One of the legendary events in the history of analytics was the original Netflix prize. The event led to a terrific example of the need to focus on not only theoretical results, but also pragmatically achievable results, when developing analytic processes.
For those who aren’t familiar with the story, not quite 10 years ago, Netflix was having trouble achieving the desired improvement in its recommendation algorithms. There were smart people working on the problem, but progress had slowed as they used all the tricks and techniques that they knew. As a result, Netflix decided to do something that was, at the time, novel and unexpected.
A SIMPLE ANALYTICS CHALLENGE
Netflix took a large piece of its data, anonymized it and made it available on the web for anyone to access. The analytics question was simple: can you build an algorithm that beats the performance of the Netflix baseline process by at least 10%. Success would be judged based on how the algorithm performed on a holdout sample that only Netflix had access to. Be the first to succeed and a $1 Million prize would come your way!
Many individuals and teams stepped up to the challenge. Over many months, teams experimented and compared results. Performance kept improving until one fateful day when, in a dramatic finish straight out of a movie, two teams submitted winning entries just minutes apart! Netflix paid out the prize money and the contest became a legend. The concept was so well liked that analytic contests are now commonplace. It all sounds great, right? Netflix had the new algorithm driving value for them in short order, didn’t it? Unfortunately, the answer is “no”!
AN UNEXPECTED OUTCOME
Netflix asked contestants to beat its baseline lift by 10%. However, a very important criterion was left out. It ends up that the winning solution was quite complex and didn’t scale well. As a result, Netflix stated that the “additional accuracy gains that we measured did not seem to justify the engineering effort needed to bring them into a production environment.” Wow! While the story leading to the prize is legendary, very few people are aware of how the story really ended. Two accounts of the failure of the algorithm in practice can be found here at Forbes and here at Wired.
The failure stemmed directly from the fact that Netflix omitted a critical constraint from the contest. Namely, to beat the existing algorithm by 10% using a process that would scale for a reasonable cost to the level Netflix required. What the $1 Million bought Netflix was a terrific theoretical solution that couldn’t meet the needs of the enterprise in practice. I have built processes with this same problem in the past.
I am not suggesting that the Netflix prize was a waste of money. After all, Netflix got well over $1 Million of labor for free, learned a lot about how different approaches worked, and achieved a major public relations coup that is still paying dividends today. Certainly Netflix is satisfied with the results even though the solution wasn’t implemented. Even in that case, it doesn’t negate the fact that the initial goal of the contest was not achieved.
BE SURE YOU ASK THE RIGHT QUESTION
The moral to the story is that in today’s world of huge data sources and complex analytics, we can’t live in the realm of the theoretical. We must also apply pragmatic constraints to our analytic processes from the outset. An elegant solution isn’t any good if it can’t be implemented at scale. As the analytics revolution continues to progress, we must make sure that we account for the operational, organizational, and cultural realities that will also be present as we deploy sophisticated analytics within our business processes.

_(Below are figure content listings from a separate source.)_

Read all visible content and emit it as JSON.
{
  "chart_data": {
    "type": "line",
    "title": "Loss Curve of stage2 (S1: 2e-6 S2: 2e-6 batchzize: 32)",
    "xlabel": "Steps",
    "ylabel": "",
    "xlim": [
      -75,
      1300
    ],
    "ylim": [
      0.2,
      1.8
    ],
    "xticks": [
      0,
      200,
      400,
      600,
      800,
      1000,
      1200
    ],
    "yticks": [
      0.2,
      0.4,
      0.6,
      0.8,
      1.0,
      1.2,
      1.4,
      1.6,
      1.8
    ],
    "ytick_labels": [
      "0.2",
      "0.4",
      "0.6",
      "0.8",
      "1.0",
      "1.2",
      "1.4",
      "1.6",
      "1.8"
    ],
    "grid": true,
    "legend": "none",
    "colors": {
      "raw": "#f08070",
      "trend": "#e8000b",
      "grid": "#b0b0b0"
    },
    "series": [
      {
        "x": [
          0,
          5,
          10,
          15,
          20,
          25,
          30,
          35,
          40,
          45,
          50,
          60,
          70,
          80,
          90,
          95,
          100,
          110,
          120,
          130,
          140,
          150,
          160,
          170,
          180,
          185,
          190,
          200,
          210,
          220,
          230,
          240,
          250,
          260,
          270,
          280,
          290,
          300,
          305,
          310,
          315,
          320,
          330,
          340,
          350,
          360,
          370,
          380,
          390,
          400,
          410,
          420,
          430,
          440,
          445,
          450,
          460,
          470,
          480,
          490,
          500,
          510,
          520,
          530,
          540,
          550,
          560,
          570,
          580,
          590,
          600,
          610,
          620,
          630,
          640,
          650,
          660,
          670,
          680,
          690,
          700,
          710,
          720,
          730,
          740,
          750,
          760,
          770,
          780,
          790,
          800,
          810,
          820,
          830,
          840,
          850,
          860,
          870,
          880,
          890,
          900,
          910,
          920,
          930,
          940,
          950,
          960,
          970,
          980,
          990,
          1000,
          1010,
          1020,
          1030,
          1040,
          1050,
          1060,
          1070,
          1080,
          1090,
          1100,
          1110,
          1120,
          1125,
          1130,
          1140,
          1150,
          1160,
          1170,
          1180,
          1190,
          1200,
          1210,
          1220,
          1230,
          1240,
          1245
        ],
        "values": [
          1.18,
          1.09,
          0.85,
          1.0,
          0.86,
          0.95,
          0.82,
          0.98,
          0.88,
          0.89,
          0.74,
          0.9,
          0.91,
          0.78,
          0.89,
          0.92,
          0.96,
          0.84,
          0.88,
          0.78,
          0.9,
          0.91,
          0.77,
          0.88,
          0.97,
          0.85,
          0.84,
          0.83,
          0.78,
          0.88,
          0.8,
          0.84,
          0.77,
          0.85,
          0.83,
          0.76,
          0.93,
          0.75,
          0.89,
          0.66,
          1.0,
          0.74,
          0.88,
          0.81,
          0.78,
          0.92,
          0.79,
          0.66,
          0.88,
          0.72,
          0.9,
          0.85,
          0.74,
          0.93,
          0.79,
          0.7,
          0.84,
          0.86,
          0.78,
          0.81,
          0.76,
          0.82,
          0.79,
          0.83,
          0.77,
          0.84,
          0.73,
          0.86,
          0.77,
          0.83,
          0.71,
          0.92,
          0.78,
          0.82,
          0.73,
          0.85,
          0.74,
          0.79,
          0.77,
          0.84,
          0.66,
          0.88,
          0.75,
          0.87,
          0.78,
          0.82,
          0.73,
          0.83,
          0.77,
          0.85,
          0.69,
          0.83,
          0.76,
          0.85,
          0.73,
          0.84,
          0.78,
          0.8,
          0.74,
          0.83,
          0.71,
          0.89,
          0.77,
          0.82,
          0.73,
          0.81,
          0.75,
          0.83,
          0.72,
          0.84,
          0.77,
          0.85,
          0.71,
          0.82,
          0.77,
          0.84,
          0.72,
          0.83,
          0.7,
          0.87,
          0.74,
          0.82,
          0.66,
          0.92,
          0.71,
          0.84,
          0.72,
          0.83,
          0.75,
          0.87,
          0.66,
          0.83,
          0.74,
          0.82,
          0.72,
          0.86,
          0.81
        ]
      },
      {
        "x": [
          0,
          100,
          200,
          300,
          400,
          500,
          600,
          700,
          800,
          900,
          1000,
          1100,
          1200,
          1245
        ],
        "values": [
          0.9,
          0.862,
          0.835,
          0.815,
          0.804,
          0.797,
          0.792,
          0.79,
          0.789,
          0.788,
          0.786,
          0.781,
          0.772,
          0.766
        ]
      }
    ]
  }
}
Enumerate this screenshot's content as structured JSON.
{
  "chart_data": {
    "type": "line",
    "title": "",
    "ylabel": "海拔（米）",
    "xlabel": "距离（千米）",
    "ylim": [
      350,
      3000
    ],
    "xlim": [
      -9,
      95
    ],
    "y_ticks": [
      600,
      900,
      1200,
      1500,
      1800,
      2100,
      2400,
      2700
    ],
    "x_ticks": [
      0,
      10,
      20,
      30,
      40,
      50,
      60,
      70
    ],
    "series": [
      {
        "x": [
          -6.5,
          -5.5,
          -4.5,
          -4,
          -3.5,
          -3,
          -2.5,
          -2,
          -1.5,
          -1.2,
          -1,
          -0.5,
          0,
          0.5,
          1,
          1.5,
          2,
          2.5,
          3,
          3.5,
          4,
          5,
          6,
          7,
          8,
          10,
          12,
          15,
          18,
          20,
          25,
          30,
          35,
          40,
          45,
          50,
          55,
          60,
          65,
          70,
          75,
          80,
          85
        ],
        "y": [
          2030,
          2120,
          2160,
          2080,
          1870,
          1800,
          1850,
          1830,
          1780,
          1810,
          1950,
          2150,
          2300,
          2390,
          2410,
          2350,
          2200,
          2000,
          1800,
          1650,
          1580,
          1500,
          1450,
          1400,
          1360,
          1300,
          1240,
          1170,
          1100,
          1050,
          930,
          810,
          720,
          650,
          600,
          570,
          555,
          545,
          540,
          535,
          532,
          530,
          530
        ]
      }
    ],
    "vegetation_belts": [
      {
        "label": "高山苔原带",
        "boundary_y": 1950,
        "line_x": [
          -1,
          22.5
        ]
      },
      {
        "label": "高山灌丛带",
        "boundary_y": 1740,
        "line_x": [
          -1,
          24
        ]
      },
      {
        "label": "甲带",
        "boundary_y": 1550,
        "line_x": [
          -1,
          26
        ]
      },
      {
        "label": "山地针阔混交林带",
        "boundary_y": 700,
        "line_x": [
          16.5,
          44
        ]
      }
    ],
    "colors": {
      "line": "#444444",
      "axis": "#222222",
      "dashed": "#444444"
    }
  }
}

The uncomfortable truth is that we must start to optimize the results we can actually achieve rather than the results we can theoretically achieve. These two standards can be quite divergent in the world of big data. Instead of focusing solely on the power of the analytics themselves, also require that the process will meet other, more pragmatic goals as well. If your solution won’t scale, or your corporate systems can’t make use of the results, or your people will refuse to use the results, then all the theoretical value in the world will yield nothing in practice.
Which would you prefer to bet your career and your company’s future on:
A theoretically awesome analytic process that will only meet a small fraction of its potential due to other constraints?
OR
A theoretically inferior solution that will meet its full potential and surpass the performance of the theoretically better solution in the real world?
You should choose the latter every time. Whenever you are looking to build a new and innovative analytic process, make sure that the challenge posed to the analytics professionals assigned includes the practical constraints that must be accounted for.